L’entraîneur-chef des Sénateurs d’Ottawa, Guy Boucher

Boucher exige de l’intensité

Guy Boucher n’a pas sorti le fouet, mais presque.

Deux jours après un cuisant revers de 5-0 à Winnipeg où son club ne s’était pas présenté, et au lendemain d’une journée de congé sous le soleil de Los Angeles, l’entraîneur-chef des Sénateurs d’Ottawa a exigé de ses joueurs l’intensité qui n’avait pas été déployée lors de cette mauvaise sortie, dans l’espoir que ça ne se reproduira pas alors que le club amorce une séquence de trois parties en quatre soirs en Californie mercredi à Anaheim.

La pratique de l’équipe au complexe d’entraînement des Kings de Los Angeles à El Segundo a donc comporté plusieurs exercices où les joueurs devaient se livrer des batailles dans les coins de patinoire, le tout étant parfois interrompu pour que tout le monde fasse des tours de glace si l’intensité de quelques-uns n’était pas au rendez-vous, ou des pompes/redressements assis étaient ajoutés à la fin des exercices.

Son iPad à la main, le responsable du conditionnement physique Chris Schwartz pouvait confirmer après coup que l’entraînement qui a duré 80 minutes avait été difficile, chaque joueur portant une puce qui mesure sa fréquence cardiaque pendant les pratiques.

« On savait que ça s’en venait et c’en était une bonne, c’était nécessaire et bien mérité, a commenté l’attaquant Bobby Ryan. Ce n’était pas une surprise pour nous, on s’y attendait... Je pense que c’est la plus dure pratique que nous avons eue depuis qu’il (Boucher) est arrivé (au début de la saison dernière). »

Boucher, qui s’est dit « direct et non fâché comme après le match », estimait qu’il était important d’envoyer un message clair à ses ouailles que ce qui s’est passé à Winnipeg était inadmissible.

« Nous n’étions certes pas contents du dernier match. Notre performance était inacceptable. Est-ce que c’était parce que nous étions tellement contents d’avoir mis fin à notre série de défaites, ou que nous étions satisfaits de notre éthique de travail des matches précédents. Peu importe la raison, c’était inacceptable. Présentement, ils (les Jets) sont le meilleur club de la ligue, on le savait qu’ils sortaient toujours forts. Mais la différence entre leur éthique de travail et leur détermination par rapport à la nôtre était tellement grande... C’était inacceptable et il fallait corriger certaines choses spécifiques », a commenté Boucher, qui a parsemé certains de ses discours, dont le dernier avant de quitter la patinoire, de quelques jurons bien sentis.

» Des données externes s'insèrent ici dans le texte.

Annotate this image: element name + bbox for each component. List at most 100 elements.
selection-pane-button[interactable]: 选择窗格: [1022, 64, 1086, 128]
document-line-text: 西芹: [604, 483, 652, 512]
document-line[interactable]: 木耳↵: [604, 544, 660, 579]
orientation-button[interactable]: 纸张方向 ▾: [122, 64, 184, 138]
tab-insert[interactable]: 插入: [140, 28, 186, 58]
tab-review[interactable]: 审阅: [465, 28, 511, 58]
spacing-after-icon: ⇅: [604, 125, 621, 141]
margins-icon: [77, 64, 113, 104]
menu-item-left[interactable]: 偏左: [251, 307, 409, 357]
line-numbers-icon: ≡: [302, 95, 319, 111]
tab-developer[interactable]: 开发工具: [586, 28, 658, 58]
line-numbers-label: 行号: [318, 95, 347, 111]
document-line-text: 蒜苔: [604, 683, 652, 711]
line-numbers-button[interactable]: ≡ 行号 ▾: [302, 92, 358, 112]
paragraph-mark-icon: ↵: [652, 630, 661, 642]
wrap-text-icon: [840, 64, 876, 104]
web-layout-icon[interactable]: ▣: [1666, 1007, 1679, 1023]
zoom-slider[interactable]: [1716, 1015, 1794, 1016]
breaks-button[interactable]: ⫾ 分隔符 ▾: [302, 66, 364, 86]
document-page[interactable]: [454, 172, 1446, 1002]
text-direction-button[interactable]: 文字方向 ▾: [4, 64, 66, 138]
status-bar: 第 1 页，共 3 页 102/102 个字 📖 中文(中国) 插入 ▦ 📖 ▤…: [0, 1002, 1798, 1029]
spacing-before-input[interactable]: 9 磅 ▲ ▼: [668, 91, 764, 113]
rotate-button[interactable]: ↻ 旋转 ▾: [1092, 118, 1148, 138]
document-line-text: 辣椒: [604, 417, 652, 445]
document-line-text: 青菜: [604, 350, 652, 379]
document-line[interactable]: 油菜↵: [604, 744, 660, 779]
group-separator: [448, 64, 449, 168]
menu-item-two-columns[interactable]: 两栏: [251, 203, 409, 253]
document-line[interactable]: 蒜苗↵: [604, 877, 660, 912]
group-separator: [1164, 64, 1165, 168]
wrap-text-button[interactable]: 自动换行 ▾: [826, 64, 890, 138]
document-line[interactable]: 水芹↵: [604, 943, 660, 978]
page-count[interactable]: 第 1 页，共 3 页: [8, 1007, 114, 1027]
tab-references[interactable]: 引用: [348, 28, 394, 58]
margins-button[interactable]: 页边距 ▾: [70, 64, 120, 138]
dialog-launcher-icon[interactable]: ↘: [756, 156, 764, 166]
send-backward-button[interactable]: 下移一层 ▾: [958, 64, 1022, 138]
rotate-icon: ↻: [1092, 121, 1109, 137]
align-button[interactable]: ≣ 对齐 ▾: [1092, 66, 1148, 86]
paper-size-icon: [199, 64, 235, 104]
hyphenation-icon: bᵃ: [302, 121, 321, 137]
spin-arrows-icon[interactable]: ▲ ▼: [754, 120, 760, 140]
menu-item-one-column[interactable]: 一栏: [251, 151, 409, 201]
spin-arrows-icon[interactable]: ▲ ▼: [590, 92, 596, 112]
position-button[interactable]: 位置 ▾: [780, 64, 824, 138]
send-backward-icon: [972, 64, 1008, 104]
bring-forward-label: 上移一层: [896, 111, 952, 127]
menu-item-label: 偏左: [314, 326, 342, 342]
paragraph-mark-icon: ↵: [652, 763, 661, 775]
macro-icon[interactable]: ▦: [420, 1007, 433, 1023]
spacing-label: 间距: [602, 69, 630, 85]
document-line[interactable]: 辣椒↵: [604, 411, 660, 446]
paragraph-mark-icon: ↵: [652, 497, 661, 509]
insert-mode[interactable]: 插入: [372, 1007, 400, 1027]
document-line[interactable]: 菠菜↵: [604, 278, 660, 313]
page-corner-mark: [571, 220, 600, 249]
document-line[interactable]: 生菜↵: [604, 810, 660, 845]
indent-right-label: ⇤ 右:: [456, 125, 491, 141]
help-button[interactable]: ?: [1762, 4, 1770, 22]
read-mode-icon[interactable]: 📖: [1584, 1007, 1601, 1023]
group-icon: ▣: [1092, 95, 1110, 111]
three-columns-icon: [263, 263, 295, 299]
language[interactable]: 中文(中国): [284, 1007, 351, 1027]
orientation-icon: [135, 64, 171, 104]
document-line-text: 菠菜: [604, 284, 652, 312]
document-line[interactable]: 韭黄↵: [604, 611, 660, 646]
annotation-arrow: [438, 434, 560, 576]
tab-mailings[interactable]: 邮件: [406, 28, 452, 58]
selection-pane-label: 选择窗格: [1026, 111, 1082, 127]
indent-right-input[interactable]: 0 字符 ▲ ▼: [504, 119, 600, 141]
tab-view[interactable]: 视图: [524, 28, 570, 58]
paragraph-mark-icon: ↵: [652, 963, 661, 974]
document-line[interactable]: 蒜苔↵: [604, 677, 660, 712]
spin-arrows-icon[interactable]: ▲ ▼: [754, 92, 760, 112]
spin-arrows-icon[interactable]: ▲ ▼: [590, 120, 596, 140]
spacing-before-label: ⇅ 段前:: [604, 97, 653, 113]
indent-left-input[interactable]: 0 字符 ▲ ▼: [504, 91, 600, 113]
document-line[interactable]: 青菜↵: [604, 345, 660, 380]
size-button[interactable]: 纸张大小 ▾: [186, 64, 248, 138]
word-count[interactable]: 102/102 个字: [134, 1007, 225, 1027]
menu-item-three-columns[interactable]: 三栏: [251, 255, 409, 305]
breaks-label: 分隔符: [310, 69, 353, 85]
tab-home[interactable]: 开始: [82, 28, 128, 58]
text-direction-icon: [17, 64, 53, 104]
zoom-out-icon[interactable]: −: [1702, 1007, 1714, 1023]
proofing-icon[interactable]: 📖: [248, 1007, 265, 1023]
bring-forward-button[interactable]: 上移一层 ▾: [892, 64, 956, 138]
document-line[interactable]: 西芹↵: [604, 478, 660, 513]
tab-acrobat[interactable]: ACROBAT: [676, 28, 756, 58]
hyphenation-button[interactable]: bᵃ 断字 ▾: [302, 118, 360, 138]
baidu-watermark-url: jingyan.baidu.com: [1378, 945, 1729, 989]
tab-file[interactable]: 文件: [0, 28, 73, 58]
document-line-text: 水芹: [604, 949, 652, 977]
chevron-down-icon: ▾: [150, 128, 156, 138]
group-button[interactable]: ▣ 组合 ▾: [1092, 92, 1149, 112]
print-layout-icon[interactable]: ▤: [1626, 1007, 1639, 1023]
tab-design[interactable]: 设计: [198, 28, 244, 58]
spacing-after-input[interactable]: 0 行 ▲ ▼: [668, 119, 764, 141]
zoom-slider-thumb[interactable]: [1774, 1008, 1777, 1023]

Le vétéran Derick Brassard était d’accord avec le ton employé par son patron après la huitième défaite en neuf matches des siens.

« Nous sommes tous des professionnels, il n’avait pas vraiment besoin de nous dire que notre effort n’a pas été assez bon. Nous sommes tous venus à l’aréna pour travailler fort. C’est ce qu’on a fait et on va espérer que nous serons prêts à jouer contre de bonnes équipes au cours des deux prochains jours », a souligné Brassard.

Le centre gatinois a retrouvé ses ailiers du début de la saison, Ryan et Mark Stone, lors des deux derniers matches, ce qui ne l’a pas aidé à sortir d’une léthargie de 17 parties sans avoir secoué les cordages.

« Chaque match, j’ai des chances de première qualité. Quand les chances ne sont pas là, tu vas t’inquiéter », a noté celui qui est aussi en quête d’un 400e point en carrière depuis quatre matches.

STONE MALADE, CECI AU RANCART ?

Comme si les Sénateurs n’avaient pas suffisamment de problèmes sur les bras, leur joueur le plus utile depuis le début de la saison et meilleur compteur, Mark Stone, a raté l’entraînement de mardi et il représente un cas douteux pour le match de mercredi à Anaheim. 

«Il est malade, mais il va mieux et on s’attend à ce qu’il puisse jouer. S’il ne le peut pas, il va soit falloir rappeler un attaquant (de Belleville) ou jouer à sept défenseurs», a indiqué Guy Boucher. 

S’il joue à six défenseurs, celui-ci n’a pas dévoilé lequel sera retranché, mais il avait formé des duos différents pour la pratique, Ben Harpur prenant place aux côtés d’Erik Karlsson alors que Thomas Chabot demeurait avec Dion Phaneuf, tandis que les Suédois Fredrik Claesson et Johnny Oduya formaient une troisième paire. 

Le jeune vétéran Cody Ceci était le septième dans la rotation, ce qui laissait croire qu’il pourrait être mis de côté contre les Ducks, sauf que Boucher a dit que ces duos n’étaient pas nécessairement ceux qu’il utiliserait pour le match.